Our View: Student fees are needed, but optional next semester

Student fees may be going away, but the need for the organizations they fund will not

Editorial Board logo | Argonaut
Editorial Board logo | Argonaut

Beginning next fall, University of Idaho students will be able to opt-out of some student fees supporting student clubs and organizations.  

In late 2021 the Idaho State Board of Education approved a plan to allow student fees at Idaho’s four-year institutions to become optional based on categories and need. Universities are required to evaluate the fees and arrange them in a structure to “address the need for access, affordability and choice,” according to House Bill 387.  

In an initial notice of the 2022-23 fee schedule at UI, the only thing projected to be optional is funding for student clubs and organizations. The proposal will has been forwarded to the UI Board of Regents and will be up for approval at the April 20-21 meetings.

We appreciate the university’s effort to keep the majority of the funding we already have for essential programs like ASUI, the LGBTQ+ Center, the Counseling & Testing Center and many more. We just hope tat down the road our legislators don’t continue their attack on education with decreased funding for institutions that truly encourage fair learning and diversity.

Looking at the distribution of student fees at UI, there aren’t any programs we should ever defund or consider unnecessary. Every program on campus was created for a purpose and they are still here, currently receiving funding from students, because we use them.  

Each UI student pays $550.75 every semester in student fees to fund the programs we all benefit from. While that may seem like a lot, that money is split between 24 different programs which serve the diverse community on campus.  

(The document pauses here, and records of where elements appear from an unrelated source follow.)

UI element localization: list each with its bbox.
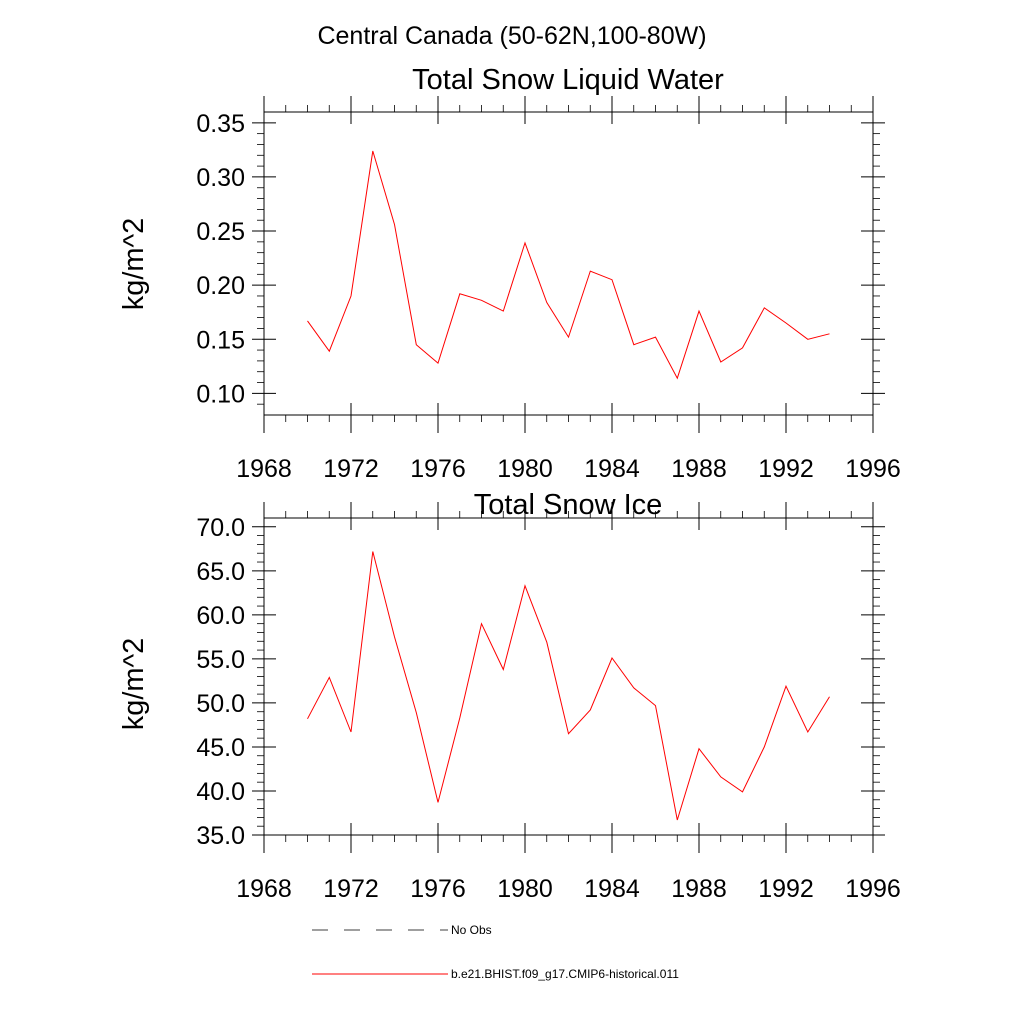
y-tick-label: 55.0 (196, 646, 245, 674)
x-tick-label: 1988 (671, 875, 727, 903)
panel-title: Total Snow Liquid Water (412, 64, 724, 96)
x-tick-label: 1984 (584, 455, 640, 483)
x-tick-label: 1992 (758, 455, 814, 483)
x-tick-label: 1968 (236, 875, 292, 903)
x-tick-label: 1984 (584, 875, 640, 903)
plot-frame (263, 111, 874, 416)
x-tick-label: 1972 (323, 875, 379, 903)
y-axis-label: kg/m^2 (118, 218, 150, 311)
y-tick-label: 0.25 (196, 218, 245, 246)
tick-labels: 1968 1972 1976 1980 1984 1988 1992 1996 0.10 0.15… (196, 110, 900, 483)
axis-ticks (252, 502, 885, 853)
x-tick-label: 1976 (410, 455, 466, 483)
x-tick-label: 1976 (410, 875, 466, 903)
x-tick-label: 1968 (236, 455, 292, 483)
y-tick-label: 0.15 (196, 326, 245, 354)
x-tick-label: 1980 (497, 455, 553, 483)
tick-labels: 1968 1972 1976 1980 1984 1988 1992 1996 35.0 40.0… (196, 514, 900, 903)
panel-snow-ice: Total Snow Ice kg/m^2 1968 1972 1976 1980 19… (118, 489, 901, 903)
panel-snow-liquid-water: Total Snow Liquid Water kg/m^2 1968 1972 1… (118, 64, 901, 483)
legend-label-model: b.e21.BHIST.f09_g17.CMIP6-historical.011 (451, 967, 679, 981)
y-tick-label: 50.0 (196, 690, 245, 718)
legend-label-no-obs: No Obs (451, 923, 492, 937)
series-line-model (307, 150, 830, 380)
y-tick-label: 35.0 (196, 822, 245, 850)
series-lines (307, 150, 830, 380)
axis-ticks (252, 96, 885, 433)
x-tick-label: 1996 (845, 455, 901, 483)
series-lines (307, 551, 830, 821)
y-tick-label: 0.10 (196, 380, 245, 408)
figure-title: Central Canada (50-62N,100-80W) (317, 22, 706, 50)
y-tick-label: 40.0 (196, 778, 245, 806)
x-tick-label: 1972 (323, 455, 379, 483)
x-tick-label: 1988 (671, 455, 727, 483)
x-tick-label: 1996 (845, 875, 901, 903)
series-line-model (307, 551, 830, 821)
y-tick-label: 70.0 (196, 514, 245, 542)
y-tick-label: 65.0 (196, 558, 245, 586)
y-tick-label: 0.35 (196, 110, 245, 138)
panel-title: Total Snow Ice (474, 489, 663, 521)
y-tick-label: 0.20 (196, 272, 245, 300)
y-tick-label: 45.0 (196, 734, 245, 762)
y-tick-label: 60.0 (196, 602, 245, 630)
y-tick-label: 0.30 (196, 164, 245, 192)
x-tick-label: 1992 (758, 875, 814, 903)
x-tick-label: 1980 (497, 875, 553, 903)
plot-frame (263, 517, 874, 836)
legend: No Obs b.e21.BHIST.f09_g17.CMIP6-histori… (312, 923, 679, 981)
y-axis-label: kg/m^2 (118, 638, 150, 731)
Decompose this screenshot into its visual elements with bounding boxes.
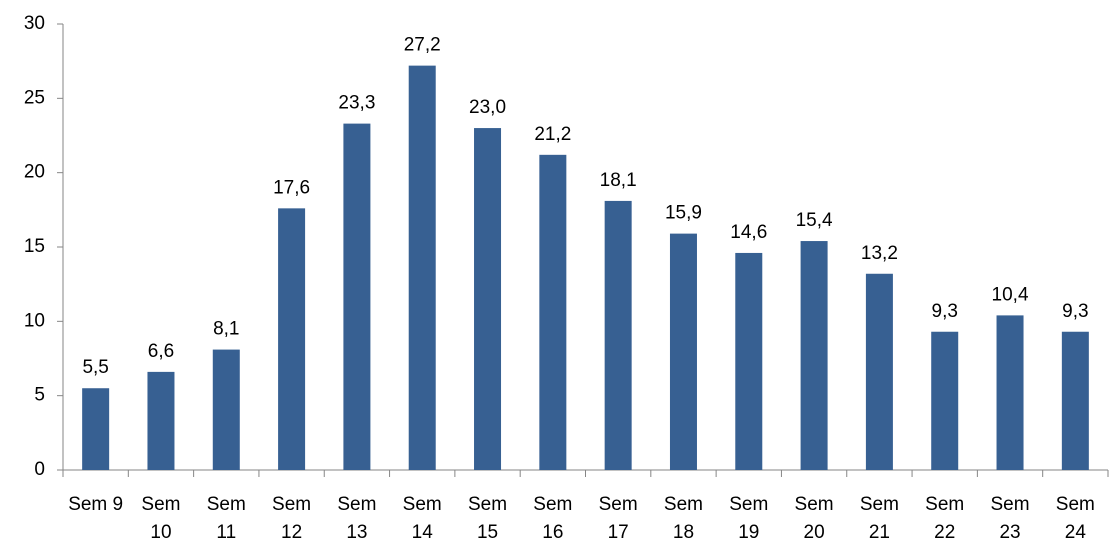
x-tick-label: Sem 18 [663,494,703,543]
x-tick-label: Sem 24 [1055,494,1095,543]
value-label: 5,5 [82,357,108,378]
value-label: 9,3 [932,301,958,322]
bar [800,241,828,470]
value-label: 8,1 [213,319,239,340]
x-tick-label: Sem 22 [925,494,965,543]
bar [996,315,1024,470]
x-tick-label: Sem 15 [467,494,508,543]
bar [1061,331,1089,470]
y-tick-label: 25 [24,87,45,108]
value-label: 9,3 [1062,301,1088,322]
y-tick-label: 20 [24,162,45,183]
x-tick-label: Sem 11 [206,494,246,543]
value-label: 14,6 [730,222,767,243]
y-tick-label: 0 [34,459,45,480]
value-label: 15,4 [796,210,833,231]
bar [278,208,306,470]
x-tick-label: Sem 16 [533,494,573,543]
x-tick-label: Sem 17 [598,494,638,543]
y-tick-label: 10 [24,310,45,331]
value-label: 10,4 [992,284,1029,305]
bar [147,371,175,470]
bar [408,65,436,471]
value-label: 18,1 [600,170,637,191]
x-tick-label: Sem 12 [272,494,312,543]
bar [604,200,632,470]
value-label: 27,2 [404,35,441,56]
value-label: 15,9 [665,203,702,224]
x-tick-label: Sem 14 [402,494,442,543]
value-label: 17,6 [273,177,310,198]
x-tick-label: Sem 23 [990,494,1030,543]
bar [735,252,763,470]
y-tick-label: 15 [24,236,45,257]
bar [343,123,371,471]
x-tick-label: Sem 19 [729,494,769,543]
value-label: 23,3 [338,93,375,114]
bar [539,154,567,470]
bar [82,388,110,470]
x-tick-label: Sem 21 [859,494,899,543]
x-tick-label: Sem 9 [68,494,124,515]
value-label: 6,6 [148,341,174,362]
x-tick-label: Sem 10 [141,494,181,543]
bar [212,349,240,470]
y-tick-label: 30 [24,13,45,34]
x-tick-label: Sem 20 [794,494,834,543]
bar [865,273,893,470]
bar [931,331,959,470]
value-label: 23,0 [469,97,506,118]
x-tick-label: Sem 13 [337,494,377,543]
y-tick-label: 5 [34,385,45,406]
value-label: 21,2 [534,124,571,145]
bar [669,233,697,470]
bar [474,128,502,471]
value-label: 13,2 [861,243,898,264]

Some of the programs, like the Native American Student Center, receive less than $1 in student fees from each student each semester. Others, like intercollegiate athletics and the Commons/Pitman Center, receive around $100 from each student each semester.  

While the Idaho legislators and board members who made the decision to support HB 387 may have been intending to give students more freedom to choose where their money goes, they are also creating a window to cut funding for programs that encourage diversity, education, communication and health on our campus. 

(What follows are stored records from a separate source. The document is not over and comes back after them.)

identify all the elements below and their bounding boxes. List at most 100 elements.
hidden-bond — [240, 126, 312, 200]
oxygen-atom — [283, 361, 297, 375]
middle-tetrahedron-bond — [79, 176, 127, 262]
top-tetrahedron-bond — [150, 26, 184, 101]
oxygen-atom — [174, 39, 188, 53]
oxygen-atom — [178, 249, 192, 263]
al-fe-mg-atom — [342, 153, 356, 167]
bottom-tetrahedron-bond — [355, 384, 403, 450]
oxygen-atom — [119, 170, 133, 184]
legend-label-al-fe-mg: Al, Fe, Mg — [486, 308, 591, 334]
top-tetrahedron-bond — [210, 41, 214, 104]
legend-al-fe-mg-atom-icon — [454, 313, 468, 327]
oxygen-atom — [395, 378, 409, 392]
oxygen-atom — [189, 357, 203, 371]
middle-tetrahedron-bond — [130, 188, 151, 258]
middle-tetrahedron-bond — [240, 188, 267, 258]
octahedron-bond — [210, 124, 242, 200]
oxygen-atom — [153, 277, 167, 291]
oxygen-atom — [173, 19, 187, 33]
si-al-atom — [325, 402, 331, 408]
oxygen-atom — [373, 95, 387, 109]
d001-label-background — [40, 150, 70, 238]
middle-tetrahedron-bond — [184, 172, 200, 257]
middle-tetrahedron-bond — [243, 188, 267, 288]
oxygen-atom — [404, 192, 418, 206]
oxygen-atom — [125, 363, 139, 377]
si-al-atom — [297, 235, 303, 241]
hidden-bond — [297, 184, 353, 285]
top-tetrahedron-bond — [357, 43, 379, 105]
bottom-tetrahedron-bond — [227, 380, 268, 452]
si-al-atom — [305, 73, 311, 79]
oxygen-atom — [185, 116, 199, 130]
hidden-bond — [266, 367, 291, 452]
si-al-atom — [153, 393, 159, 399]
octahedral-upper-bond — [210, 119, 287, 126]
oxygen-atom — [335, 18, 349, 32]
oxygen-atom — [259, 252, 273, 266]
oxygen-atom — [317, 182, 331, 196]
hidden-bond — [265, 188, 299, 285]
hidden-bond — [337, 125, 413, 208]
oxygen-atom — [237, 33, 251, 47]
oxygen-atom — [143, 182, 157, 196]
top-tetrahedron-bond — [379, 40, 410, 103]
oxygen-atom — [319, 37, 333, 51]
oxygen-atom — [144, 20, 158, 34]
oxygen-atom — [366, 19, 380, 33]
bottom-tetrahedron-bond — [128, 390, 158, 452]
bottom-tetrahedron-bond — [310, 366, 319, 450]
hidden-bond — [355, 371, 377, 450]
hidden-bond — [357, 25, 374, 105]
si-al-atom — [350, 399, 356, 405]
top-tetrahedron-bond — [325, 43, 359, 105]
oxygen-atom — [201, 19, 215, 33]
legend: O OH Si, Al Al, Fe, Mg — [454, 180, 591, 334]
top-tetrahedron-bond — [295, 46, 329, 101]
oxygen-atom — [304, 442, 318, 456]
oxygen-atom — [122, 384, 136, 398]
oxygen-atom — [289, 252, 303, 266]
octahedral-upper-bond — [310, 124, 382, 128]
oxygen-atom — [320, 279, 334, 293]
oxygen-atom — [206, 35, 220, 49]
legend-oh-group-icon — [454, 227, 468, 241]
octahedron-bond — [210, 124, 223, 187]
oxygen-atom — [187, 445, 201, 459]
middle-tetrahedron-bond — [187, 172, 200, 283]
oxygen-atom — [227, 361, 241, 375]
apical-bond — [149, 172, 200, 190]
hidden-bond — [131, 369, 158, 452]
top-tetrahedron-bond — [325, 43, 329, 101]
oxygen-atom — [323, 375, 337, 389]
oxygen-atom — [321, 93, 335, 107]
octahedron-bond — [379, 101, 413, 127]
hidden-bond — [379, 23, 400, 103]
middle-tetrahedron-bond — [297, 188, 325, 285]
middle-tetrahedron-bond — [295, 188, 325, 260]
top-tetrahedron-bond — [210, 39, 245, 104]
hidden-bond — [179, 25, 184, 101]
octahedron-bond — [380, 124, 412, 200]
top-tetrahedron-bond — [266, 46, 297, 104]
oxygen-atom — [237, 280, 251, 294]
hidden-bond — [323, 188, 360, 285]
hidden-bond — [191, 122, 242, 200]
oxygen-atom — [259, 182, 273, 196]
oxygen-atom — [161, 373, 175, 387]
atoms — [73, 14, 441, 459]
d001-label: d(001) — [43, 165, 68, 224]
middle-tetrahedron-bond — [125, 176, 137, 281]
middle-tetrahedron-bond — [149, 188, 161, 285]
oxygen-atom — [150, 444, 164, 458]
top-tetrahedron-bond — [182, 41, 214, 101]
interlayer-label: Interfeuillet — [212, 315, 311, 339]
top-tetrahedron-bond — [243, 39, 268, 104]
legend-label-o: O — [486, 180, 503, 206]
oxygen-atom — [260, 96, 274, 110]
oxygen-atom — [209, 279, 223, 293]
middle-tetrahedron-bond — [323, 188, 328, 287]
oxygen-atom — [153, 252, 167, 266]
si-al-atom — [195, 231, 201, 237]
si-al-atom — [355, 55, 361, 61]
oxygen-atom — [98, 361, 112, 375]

ASUI, our student government which has helped establish the existence of the ISUB after negotiating student fees which go toward paying off the ICCU Arena, is funded with $74.61 from each student. More recently, ASUI has expressed support for and against many of the bills going through the Idaho Legislature and has been a loud voice statewide for the UI community. 

The Student Health services on campus, which receives $41.87 from each student every semester, is what provided many of us with masks, vaccinations and COVID-19 tests among all the other health care Vandals may have needed to seek out.   

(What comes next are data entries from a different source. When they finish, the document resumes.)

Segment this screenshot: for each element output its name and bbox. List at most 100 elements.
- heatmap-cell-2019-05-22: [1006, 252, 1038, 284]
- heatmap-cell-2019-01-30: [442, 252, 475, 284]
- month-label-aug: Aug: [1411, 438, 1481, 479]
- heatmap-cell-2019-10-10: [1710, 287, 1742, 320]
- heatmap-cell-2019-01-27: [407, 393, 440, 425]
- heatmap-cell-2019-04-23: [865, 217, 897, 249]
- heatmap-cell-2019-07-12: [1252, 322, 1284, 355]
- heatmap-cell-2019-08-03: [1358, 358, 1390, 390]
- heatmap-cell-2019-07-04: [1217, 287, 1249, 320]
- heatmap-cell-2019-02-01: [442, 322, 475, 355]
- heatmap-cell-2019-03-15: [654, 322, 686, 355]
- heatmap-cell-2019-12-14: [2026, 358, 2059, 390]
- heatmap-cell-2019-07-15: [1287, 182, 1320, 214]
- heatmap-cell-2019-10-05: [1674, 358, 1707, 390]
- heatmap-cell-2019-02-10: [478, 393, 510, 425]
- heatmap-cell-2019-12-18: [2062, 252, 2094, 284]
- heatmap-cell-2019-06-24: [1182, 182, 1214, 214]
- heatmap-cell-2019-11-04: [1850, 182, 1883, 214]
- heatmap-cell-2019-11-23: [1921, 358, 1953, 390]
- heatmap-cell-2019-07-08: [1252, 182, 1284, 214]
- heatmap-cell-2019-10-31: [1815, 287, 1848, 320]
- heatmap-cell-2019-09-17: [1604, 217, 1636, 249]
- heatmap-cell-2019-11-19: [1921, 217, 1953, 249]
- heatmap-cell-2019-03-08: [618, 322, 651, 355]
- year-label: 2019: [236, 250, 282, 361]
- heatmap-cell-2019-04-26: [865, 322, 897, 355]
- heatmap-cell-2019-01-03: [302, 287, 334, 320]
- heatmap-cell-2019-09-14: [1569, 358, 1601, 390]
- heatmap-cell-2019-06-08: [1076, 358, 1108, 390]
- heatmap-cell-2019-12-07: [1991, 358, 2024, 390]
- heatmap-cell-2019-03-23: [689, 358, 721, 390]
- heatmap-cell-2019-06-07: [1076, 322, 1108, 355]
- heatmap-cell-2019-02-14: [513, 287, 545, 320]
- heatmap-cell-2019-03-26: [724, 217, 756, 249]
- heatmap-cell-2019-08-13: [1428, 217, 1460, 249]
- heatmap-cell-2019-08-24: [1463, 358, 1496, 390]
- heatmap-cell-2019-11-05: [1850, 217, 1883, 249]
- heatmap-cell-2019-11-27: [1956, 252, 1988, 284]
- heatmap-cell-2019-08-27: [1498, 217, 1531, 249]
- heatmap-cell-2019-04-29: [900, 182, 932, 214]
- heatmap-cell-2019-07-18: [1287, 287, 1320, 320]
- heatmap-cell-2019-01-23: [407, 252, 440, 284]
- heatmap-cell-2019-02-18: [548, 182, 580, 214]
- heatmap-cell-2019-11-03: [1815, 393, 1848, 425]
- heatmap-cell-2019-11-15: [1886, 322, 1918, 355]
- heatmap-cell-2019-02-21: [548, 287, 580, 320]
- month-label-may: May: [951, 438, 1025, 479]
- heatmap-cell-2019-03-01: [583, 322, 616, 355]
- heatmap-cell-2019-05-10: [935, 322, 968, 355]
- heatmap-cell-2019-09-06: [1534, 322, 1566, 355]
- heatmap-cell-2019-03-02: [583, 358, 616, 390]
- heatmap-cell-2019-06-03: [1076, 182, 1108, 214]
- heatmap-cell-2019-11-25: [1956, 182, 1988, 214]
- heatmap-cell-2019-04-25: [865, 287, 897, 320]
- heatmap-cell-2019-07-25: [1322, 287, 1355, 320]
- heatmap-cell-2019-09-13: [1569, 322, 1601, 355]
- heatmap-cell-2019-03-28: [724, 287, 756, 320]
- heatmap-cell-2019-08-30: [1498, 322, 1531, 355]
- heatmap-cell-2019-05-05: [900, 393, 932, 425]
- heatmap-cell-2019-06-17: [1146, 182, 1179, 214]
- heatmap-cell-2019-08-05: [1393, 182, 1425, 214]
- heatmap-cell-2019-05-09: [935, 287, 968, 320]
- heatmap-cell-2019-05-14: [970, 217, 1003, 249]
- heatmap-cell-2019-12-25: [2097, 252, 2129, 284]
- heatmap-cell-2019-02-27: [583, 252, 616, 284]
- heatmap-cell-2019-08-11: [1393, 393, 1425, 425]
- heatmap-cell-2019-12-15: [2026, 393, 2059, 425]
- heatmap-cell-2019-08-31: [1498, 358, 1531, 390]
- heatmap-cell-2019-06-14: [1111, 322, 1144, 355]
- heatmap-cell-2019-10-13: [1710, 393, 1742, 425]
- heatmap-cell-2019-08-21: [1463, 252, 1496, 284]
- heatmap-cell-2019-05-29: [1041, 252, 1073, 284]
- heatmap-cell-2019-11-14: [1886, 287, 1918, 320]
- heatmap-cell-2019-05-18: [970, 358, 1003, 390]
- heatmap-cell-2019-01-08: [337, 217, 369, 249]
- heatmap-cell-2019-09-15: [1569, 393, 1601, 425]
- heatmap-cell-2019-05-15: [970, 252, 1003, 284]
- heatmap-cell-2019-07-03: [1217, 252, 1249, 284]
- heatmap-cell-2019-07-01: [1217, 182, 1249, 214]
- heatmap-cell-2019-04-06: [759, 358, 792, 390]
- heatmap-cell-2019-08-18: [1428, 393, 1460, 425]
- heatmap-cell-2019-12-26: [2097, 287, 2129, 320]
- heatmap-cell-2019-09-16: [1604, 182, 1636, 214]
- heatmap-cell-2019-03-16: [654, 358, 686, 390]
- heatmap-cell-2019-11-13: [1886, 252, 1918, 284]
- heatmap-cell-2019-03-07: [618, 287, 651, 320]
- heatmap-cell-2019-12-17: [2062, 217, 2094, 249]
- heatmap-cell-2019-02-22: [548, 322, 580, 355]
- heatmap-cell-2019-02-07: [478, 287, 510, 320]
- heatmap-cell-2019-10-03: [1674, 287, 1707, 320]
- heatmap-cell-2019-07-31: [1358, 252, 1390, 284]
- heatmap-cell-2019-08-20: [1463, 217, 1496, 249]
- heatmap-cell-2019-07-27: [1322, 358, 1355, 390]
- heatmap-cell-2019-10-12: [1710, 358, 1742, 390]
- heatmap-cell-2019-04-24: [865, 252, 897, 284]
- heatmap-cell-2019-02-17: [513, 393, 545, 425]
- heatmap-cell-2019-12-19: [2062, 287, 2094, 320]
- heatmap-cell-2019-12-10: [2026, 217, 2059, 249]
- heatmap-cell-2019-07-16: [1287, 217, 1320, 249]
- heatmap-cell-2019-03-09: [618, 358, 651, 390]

Programs that help encourage and support the diverse population of students and mentors on campus, which include the LGBTQ+ office, Office of Multicultural Affairs, Native American Student Center, Women’s Center and Sustainability Center, all receive less than $6 each from every student in a semester.  

While these programs specifically aren’t being defunded, according to the initial notice of the 2022-23 fee schedule, we never know what will happen in the future with our legislators acting the way they have been the past few years.

If we want to keep the amazing things all of these programs bring us all year round, not just during the semester, we need to support them. Sure, giving our support by using these programs is wonderful. We should continue to use them. But we can’t reap all the benefits of these programs unless they have funding. 

As college students, watching another $550 get added to your list of tuition fees can be painful and make us feel even more helpless as we drown in student debt. But these types of programs won’t be so available to us once we move away from Moscow and move on after graduation.  

The staff who run the offices, write grant applications, create ways to engage with the UI community and spend their time getting to know us need to be paid for their hard work. They also need to be here to represent the students who are Black, Native American, international, women, gay, transgender and more because those are all communities on our campus.  

We may not be able to easily afford the extra $550 to fund all of these different programs, but we can’t afford to lose these programs even more. To help support ourselves and our communities, we need to show our support for these student organizations through more than just using them. We need to pay for them as well.  

But out of that $550 that supports the variety of programs we have, only $4 is projected to be the amount students are able to opt out of. That’s roughly the cost of a coffee or a couple energy drinks. College students can afford that.

Support your peers by funding their clubs and organizations, whether you agree with them or not. Everyone needs a place to speak, and whether a student joins an ultimate frisbee club or the College Republicans at UI, other’s shouldn’t be the ones to decide whether or not to silence them. Support clubs, support education, support diversity and support free speech.

  • Editorial Board 

This column has been updated for accuracy.